Parallel to this the developer submitted its Chinese-designed reactor, the Hualong UK HPR1000, for safety assessment to the Office for Nuclear Regulation (ONR) and for environmental assessment to the Environment Agency (EA). This process is called the Generic Design Assessment (GDA)
……And the Future Phantasies?
While no specific proposals have emerged the Bradwell site might become a candidate for Small Modular Reactors (SMRs). Whilst this concept has misguided popularity with the Government no model has passed even a concept design stage.
Nuclear Fusion. Belport Ltd. has very recently managed to get Bradwell added to the list of possible sites for the UK’s prototype fusion energy plant. Fusion is still a long, long way off, if it ever becomes a commercial possibility.
Geological Disposal Facility (GDF). Historically, in the mid-1980s, Bradwell, along with three other sites in Eastern England, was proposed as a potential site for a near surface repository for LLW by a nuclear industry entity called Nirex. Due to fierce local opposition the plan was dropped along with the other sites proposed. However, it was recently announced that two sites in the East of the country, one of them in Lincolnshire, have been put forward as potential locations for a GDF.

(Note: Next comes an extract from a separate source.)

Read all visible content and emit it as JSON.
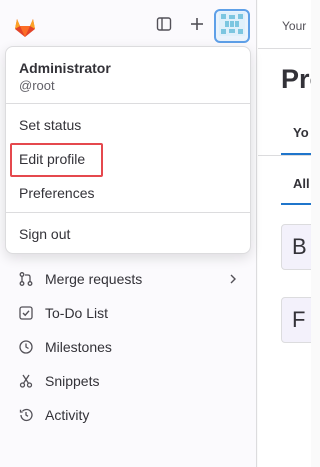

Whilst Bradwell has NOT been mentioned it is still worth bearing in mind that the Eastern region is an area with a proliferation of nuclear facilities with existing sites, Bradwell A, Sizewell A and Sizewell B (online until 2035), let alone the prospects of Sizewell C and Bradwell B.
Don’t destroy – cherish!
The overarching issue is not what could happen but rather what absolutely should not! With the threat to the fragile environment of the Blackwater and the Dengie Peninsula, let alone the potential effects of sea level rise, why destroy rather than cherish?